(UPI) — “Cryptocurrency,” “antifa,” “mansplain” and “dumpster fire” are among the 850 new words Merriam-Webster added to its dictionary this year, the publication announced Tuesday.
As has been the case over the past couple decades, the growing influence of the Internet on society has influenced the English language, and thus, the dictionaries humans rely upon.
“The sometimes perplexing domain of digital financial exchanges opens a window into a subject that requires explanation for many of us, hence the detailed definition of ‘cryptocurrency’ as well as an entry for ‘initial coin offering,’ which refers to the first sale of ‘Bitcoin’-like digital currency,” Merriam-Webster said, revealing some of its new technology-based definitions. “Keeping records of financial transactions in a digital database as part of a publicly accessible network uses ‘blockchain’ technology. And a rare but non-imaginary ‘unicorn’ is a start-up that is valued at one billion dollars or more.”

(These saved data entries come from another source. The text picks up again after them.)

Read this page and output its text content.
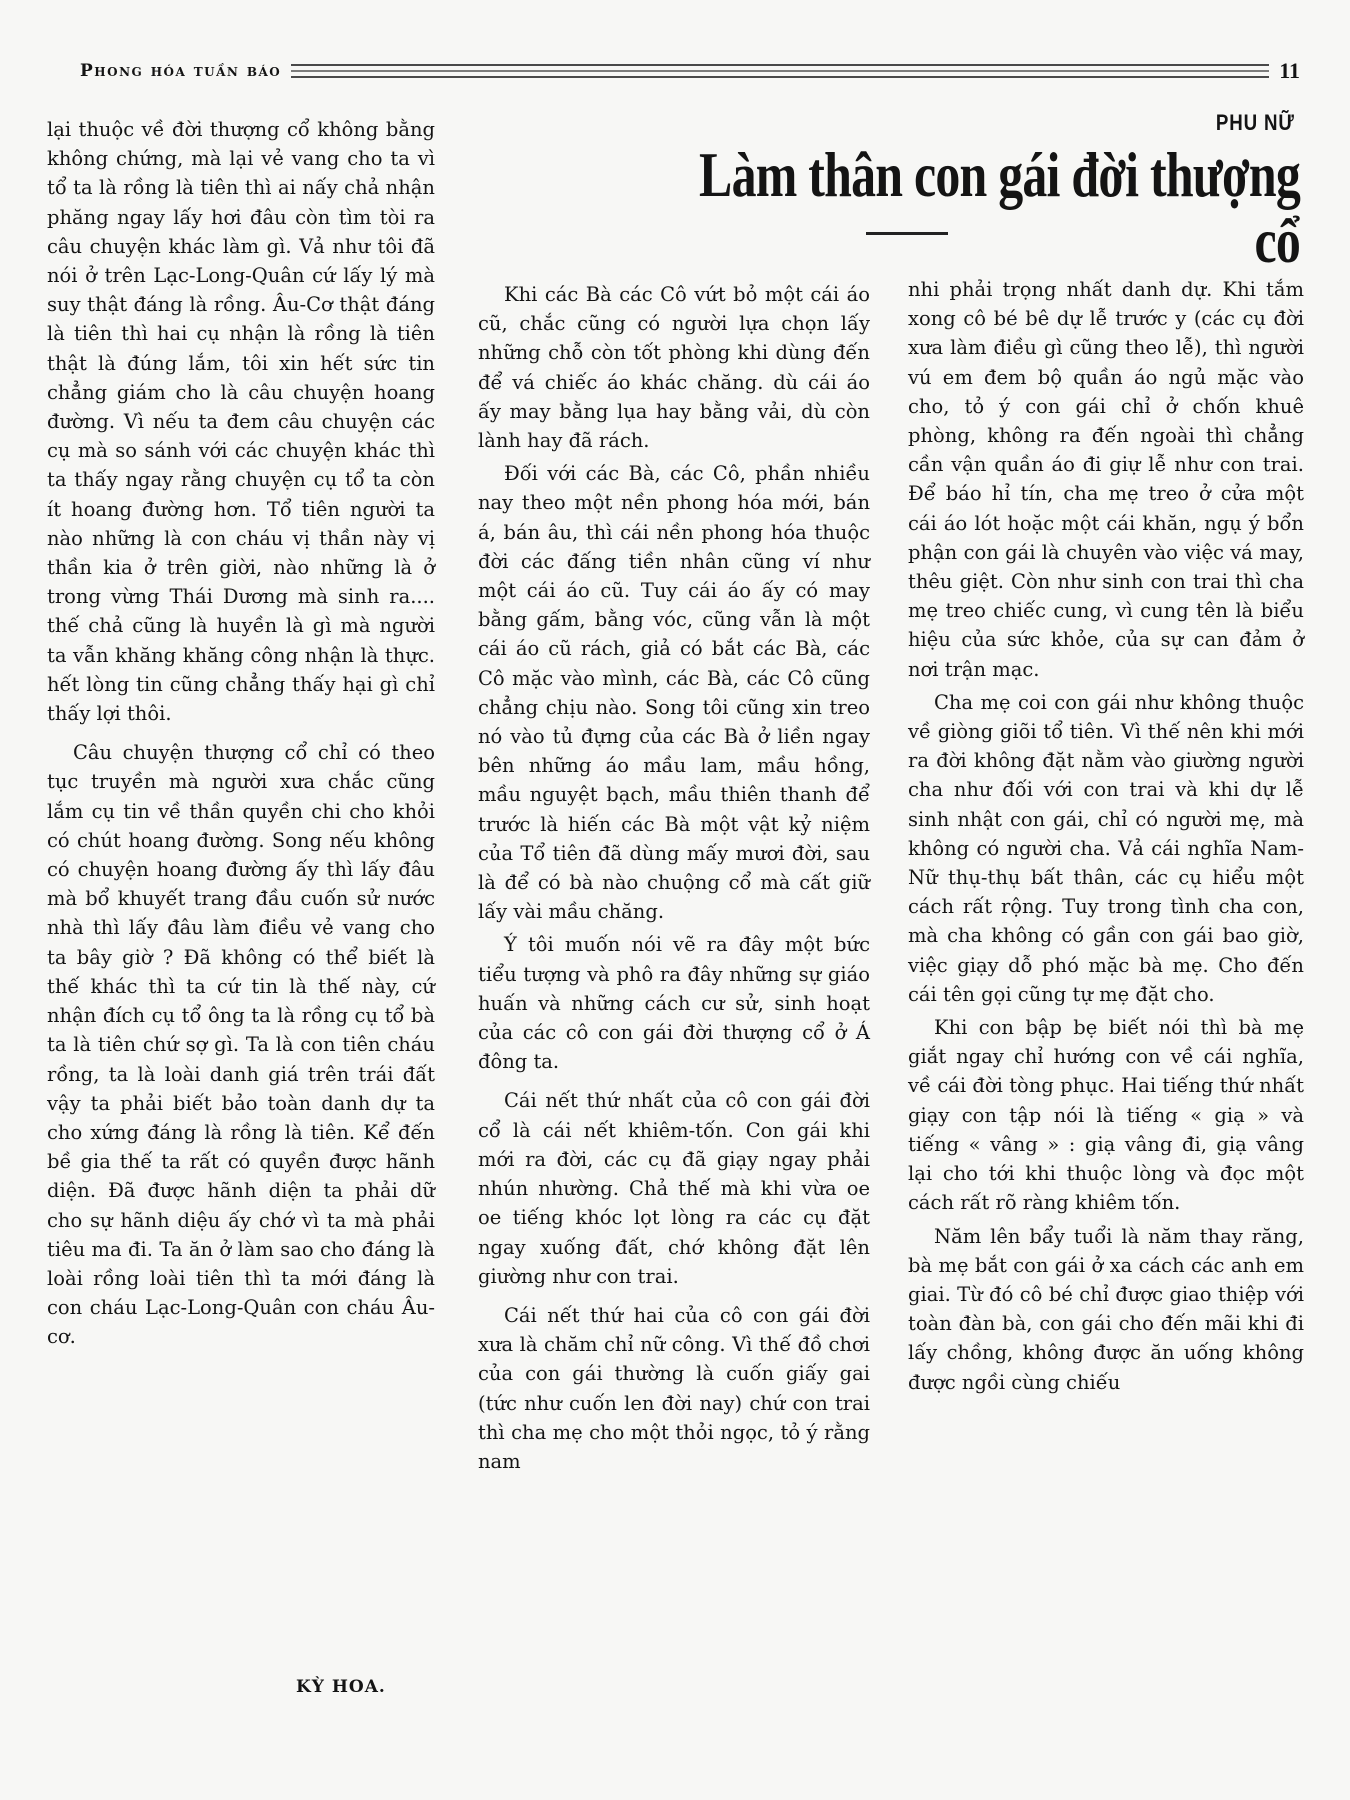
Phong hóa tuần báo	11
PHU NỮ
Làm thân con gái đời thượng cổ

lại thuộc về đời thượng cổ không bằng không chứng, mà lại vẻ vang cho ta vì tổ ta là rồng là tiên thì ai nấy chả nhận phăng ngay lấy hơi đâu còn tìm tòi ra câu chuyện khác làm gì. Vả như tôi đã nói ở trên Lạc-Long-Quân cứ lấy lý mà suy thật đáng là rồng. Âu-Cơ thật đáng là tiên thì hai cụ nhận là rồng là tiên thật là đúng lắm, tôi xin hết sức tin chẳng giám cho là câu chuyện hoang đường. Vì nếu ta đem câu chuyện các cụ mà so sánh với các chuyện khác thì ta thấy ngay rằng chuyện cụ tổ ta còn ít hoang đường hơn. Tổ tiên người ta nào những là con cháu vị thần này vị thần kia ở trên giời, nào những là ở trong vừng Thái Dương mà sinh ra.... thế chả cũng là huyền là gì mà người ta vẫn khăng khăng công nhận là thực. hết lòng tin cũng chẳng thấy hại gì chỉ thấy lợi thôi.

Câu chuyện thượng cổ chỉ có theo tục truyền mà người xưa chắc cũng lắm cụ tin về thần quyền chi cho khỏi có chút hoang đường. Song nếu không có chuyện hoang đường ấy thì lấy đâu mà bổ khuyết trang đầu cuốn sử nước nhà thì lấy đâu làm điều vẻ vang cho ta bây giờ ? Đã không có thể biết là thế khác thì ta cứ tin là thế này, cứ nhận đích cụ tổ ông ta là rồng cụ tổ bà ta là tiên chứ sợ gì. Ta là con tiên cháu rồng, ta là loài danh giá trên trái đất vậy ta phải biết bảo toàn danh dự ta cho xứng đáng là rồng là tiên. Kể đến bề gia thế ta rất có quyền được hãnh diện. Đã được hãnh diện ta phải dữ cho sự hãnh diệu ấy chớ vì ta mà phải tiêu ma đi. Ta ăn ở làm sao cho đáng là loài rồng loài tiên thì ta mới đáng là con cháu Lạc-Long-Quân con cháu Âu-cơ.

KỲ HOA.

Khi các Bà các Cô vứt bỏ một cái áo cũ, chắc cũng có người lựa chọn lấy những chỗ còn tốt phòng khi dùng đến để vá chiếc áo khác chăng. dù cái áo ấy may bằng lụa hay bằng vải, dù còn lành hay đã rách.

Đối với các Bà, các Cô, phần nhiều nay theo một nền phong hóa mới, bán á, bán âu, thì cái nền phong hóa thuộc đời các đấng tiền nhân cũng ví như một cái áo cũ. Tuy cái áo ấy có may bằng gấm, bằng vóc, cũng vẫn là một cái áo cũ rách, giả có bắt các Bà, các Cô mặc vào mình, các Bà, các Cô cũng chẳng chịu nào. Song tôi cũng xin treo nó vào tủ đựng của các Bà ở liền ngay bên những áo mầu lam, mầu hồng, mầu nguyệt bạch, mầu thiên thanh để trước là hiến các Bà một vật kỷ niệm của Tổ tiên đã dùng mấy mươi đời, sau là để có bà nào chuộng cổ mà cất giữ lấy vài mầu chăng.

Ý tôi muốn nói vẽ ra đây một bức tiểu tượng và phô ra đây những sự giáo huấn và những cách cư sử, sinh hoạt của các cô con gái đời thượng cổ ở Á đông ta.

Cái nết thứ nhất của cô con gái đời cổ là cái nết khiêm-tốn. Con gái khi mới ra đời, các cụ đã giạy ngay phải nhún nhường. Chả thế mà khi vừa oe oe tiếng khóc lọt lòng ra các cụ đặt ngay xuống đất, chớ không đặt lên giường như con trai.

Cái nết thứ hai của cô con gái đời xưa là chăm chỉ nữ công. Vì thế đồ chơi của con gái thường là cuốn giấy gai (tức như cuốn len đời nay) chứ con trai thì cha mẹ cho một thỏi ngọc, tỏ ý rằng nam

nhi phải trọng nhất danh dự. Khi tắm xong cô bé bê dự lễ trước y (các cụ đời xưa làm điều gì cũng theo lễ), thì người vú em đem bộ quần áo ngủ mặc vào cho, tỏ ý con gái chỉ ở chốn khuê phòng, không ra đến ngoài thì chẳng cần vận quần áo đi giự lễ như con trai. Để báo hỉ tín, cha mẹ treo ở cửa một cái áo lót hoặc một cái khăn, ngụ ý bổn phận con gái là chuyên vào việc vá may, thêu giệt. Còn như sinh con trai thì cha mẹ treo chiếc cung, vì cung tên là biểu hiệu của sức khỏe, của sự can đảm ở nơi trận mạc.

Cha mẹ coi con gái như không thuộc về giòng giõi tổ tiên. Vì thế nên khi mới ra đời không đặt nằm vào giường người cha như đối với con trai và khi dự lễ sinh nhật con gái, chỉ có người mẹ, mà không có người cha. Vả cái nghĩa Nam-Nữ thụ-thụ bất thân, các cụ hiểu một cách rất rộng. Tuy trong tình cha con, mà cha không có gần con gái bao giờ, việc giạy dỗ phó mặc bà mẹ. Cho đến cái tên gọi cũng tự mẹ đặt cho.

Khi con bập bẹ biết nói thì bà mẹ giắt ngay chỉ hướng con về cái nghĩa, về cái đời tòng phục. Hai tiếng thứ nhất giạy con tập nói là tiếng « giạ » và tiếng « vâng » : giạ vâng đi, giạ vâng lại cho tới khi thuộc lòng và đọc một cách rất rõ ràng khiêm tốn.

Năm lên bẩy tuổi là năm thay răng, bà mẹ bắt con gái ở xa cách các anh em giai. Từ đó cô bé chỉ được giao thiệp với toàn đàn bà, con gái cho đến mãi khi đi lấy chồng, không được ăn uống không được ngồi cùng chiếu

Recent political discord in the United States gave rise to “antifa,” drawn from the German abbreviated term “anti-fascist.” And gender politics blended two words to create “mansplain,” when someone explains something to a woman in a condescending way.
“Dumpster fire” describes a disaster, “silver alert” is a notification of a missing elderly person and “glamping” blends camping and glamorous.
And there are new words for dogs (chiweenie, schnoddle and Yorkie-poo) and foods (harissa, tzatziki, kabocha and kombucha).
Many of the words are familiar and have already been in use for years in English.
“The words we use are constantly changing in big ways and small, and we’re here to record those changes,” Merriam-Webster said. “Each word has taken its own path in its own time to become part of our language — to be used frequently enough by some in order to be placed in a reference for all.